The rooms destined for Latin America will have titles such as The Better to See You, Latin America or Enemies of Poetry. Resistances in Latin America. And the change is not only in nomenclature. The idea of the museum’s director, Manuel Borja Villel, is to position the region as one of the least valued avant-garde art, but one that is on a par with what is seen in other more famous places, such as Asia or Europe. In addition, the rooms enhance the collective character of Latin American art, not devoid of political interests that exceed aesthetic expectations.
The art of Latin America that is part of the Reina Sofía collection and that will take place in this new configuration belongs fundamentally to the 70s and 80s, when some of the countries with the greatest international presence lived within a dictatorship. The socio-political context caused the emergence of a politically challenging art that angrily screamed the discomforts of society.
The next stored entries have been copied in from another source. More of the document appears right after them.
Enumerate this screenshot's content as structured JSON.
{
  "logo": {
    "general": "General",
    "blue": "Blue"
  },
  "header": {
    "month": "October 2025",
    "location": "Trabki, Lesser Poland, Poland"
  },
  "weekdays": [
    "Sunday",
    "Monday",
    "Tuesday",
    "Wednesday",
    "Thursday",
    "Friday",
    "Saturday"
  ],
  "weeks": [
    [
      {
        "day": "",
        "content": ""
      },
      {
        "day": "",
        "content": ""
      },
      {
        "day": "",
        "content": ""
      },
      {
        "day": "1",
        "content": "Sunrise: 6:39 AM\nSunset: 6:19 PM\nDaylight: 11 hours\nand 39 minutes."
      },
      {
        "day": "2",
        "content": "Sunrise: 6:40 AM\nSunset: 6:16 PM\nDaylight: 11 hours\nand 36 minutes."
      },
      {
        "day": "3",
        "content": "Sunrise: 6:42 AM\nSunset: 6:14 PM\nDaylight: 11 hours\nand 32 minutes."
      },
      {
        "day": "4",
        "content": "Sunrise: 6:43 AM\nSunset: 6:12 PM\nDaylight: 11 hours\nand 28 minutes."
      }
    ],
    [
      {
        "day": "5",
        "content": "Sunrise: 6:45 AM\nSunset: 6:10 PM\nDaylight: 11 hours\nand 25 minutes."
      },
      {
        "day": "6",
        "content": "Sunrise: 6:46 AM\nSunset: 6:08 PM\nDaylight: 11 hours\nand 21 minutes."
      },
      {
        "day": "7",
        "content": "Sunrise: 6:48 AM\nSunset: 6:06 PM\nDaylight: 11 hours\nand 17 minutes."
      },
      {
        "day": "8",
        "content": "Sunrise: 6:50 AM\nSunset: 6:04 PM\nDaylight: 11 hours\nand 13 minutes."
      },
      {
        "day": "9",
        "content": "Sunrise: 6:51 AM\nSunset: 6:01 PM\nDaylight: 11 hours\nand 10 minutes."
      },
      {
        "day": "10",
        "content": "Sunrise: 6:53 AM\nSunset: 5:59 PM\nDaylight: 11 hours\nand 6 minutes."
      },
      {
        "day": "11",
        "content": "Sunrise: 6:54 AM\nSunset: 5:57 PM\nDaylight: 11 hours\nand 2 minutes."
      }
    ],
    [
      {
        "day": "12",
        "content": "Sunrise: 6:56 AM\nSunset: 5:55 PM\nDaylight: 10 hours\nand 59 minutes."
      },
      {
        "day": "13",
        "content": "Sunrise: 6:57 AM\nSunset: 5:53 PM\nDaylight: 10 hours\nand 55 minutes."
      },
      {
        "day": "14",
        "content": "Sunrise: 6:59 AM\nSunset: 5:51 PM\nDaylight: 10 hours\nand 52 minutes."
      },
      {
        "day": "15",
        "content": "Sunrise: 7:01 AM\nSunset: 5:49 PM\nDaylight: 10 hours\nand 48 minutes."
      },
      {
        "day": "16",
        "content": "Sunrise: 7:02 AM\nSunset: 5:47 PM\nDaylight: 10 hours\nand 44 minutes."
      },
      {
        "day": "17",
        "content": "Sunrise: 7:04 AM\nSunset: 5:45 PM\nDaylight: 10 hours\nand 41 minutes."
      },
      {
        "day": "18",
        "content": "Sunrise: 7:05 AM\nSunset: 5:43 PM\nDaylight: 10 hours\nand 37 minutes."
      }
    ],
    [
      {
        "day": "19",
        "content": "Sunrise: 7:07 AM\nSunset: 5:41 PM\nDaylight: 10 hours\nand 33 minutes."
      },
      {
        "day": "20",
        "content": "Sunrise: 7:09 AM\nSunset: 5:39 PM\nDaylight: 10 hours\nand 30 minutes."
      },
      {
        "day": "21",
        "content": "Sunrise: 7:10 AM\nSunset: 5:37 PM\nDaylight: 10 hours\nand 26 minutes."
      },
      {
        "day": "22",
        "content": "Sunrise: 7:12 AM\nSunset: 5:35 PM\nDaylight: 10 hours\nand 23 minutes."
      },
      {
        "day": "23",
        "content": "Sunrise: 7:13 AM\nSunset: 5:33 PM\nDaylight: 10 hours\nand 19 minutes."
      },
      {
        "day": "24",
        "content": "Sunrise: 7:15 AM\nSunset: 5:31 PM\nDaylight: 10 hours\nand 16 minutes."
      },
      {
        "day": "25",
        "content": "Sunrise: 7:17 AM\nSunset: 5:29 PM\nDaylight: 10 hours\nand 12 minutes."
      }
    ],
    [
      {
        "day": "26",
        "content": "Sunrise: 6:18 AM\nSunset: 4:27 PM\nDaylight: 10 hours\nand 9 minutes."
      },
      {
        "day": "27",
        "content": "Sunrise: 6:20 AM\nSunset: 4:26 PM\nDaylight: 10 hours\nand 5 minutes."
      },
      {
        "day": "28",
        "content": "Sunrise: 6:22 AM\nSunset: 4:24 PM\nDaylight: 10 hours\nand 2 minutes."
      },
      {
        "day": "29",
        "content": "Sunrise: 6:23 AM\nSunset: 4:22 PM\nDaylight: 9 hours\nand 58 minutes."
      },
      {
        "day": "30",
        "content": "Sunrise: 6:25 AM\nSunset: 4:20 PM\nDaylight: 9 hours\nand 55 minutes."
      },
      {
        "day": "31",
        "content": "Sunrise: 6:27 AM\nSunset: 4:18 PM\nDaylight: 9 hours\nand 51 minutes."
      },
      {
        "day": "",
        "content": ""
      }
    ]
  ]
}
To this we can add its eminent transgressive character associated with concepts such as resistance, courage or animosity.
However, there is also a space for indigenous art that moves away from any type of exoticism and, on the contrary, faces the idea that is had of it in the Western world. Visitors will be able to appreciate all kinds of artistic formats (photographs, paintings, sculptures, documents, performance records, etc.), but also tangential activities such as musical pieces that were part of the most challenging imaginary of the 1970s and 1980s. The new geography of Latin America will have its definitive space at the end of 2021. Visitors will have access to nearly 2,000 pieces of art.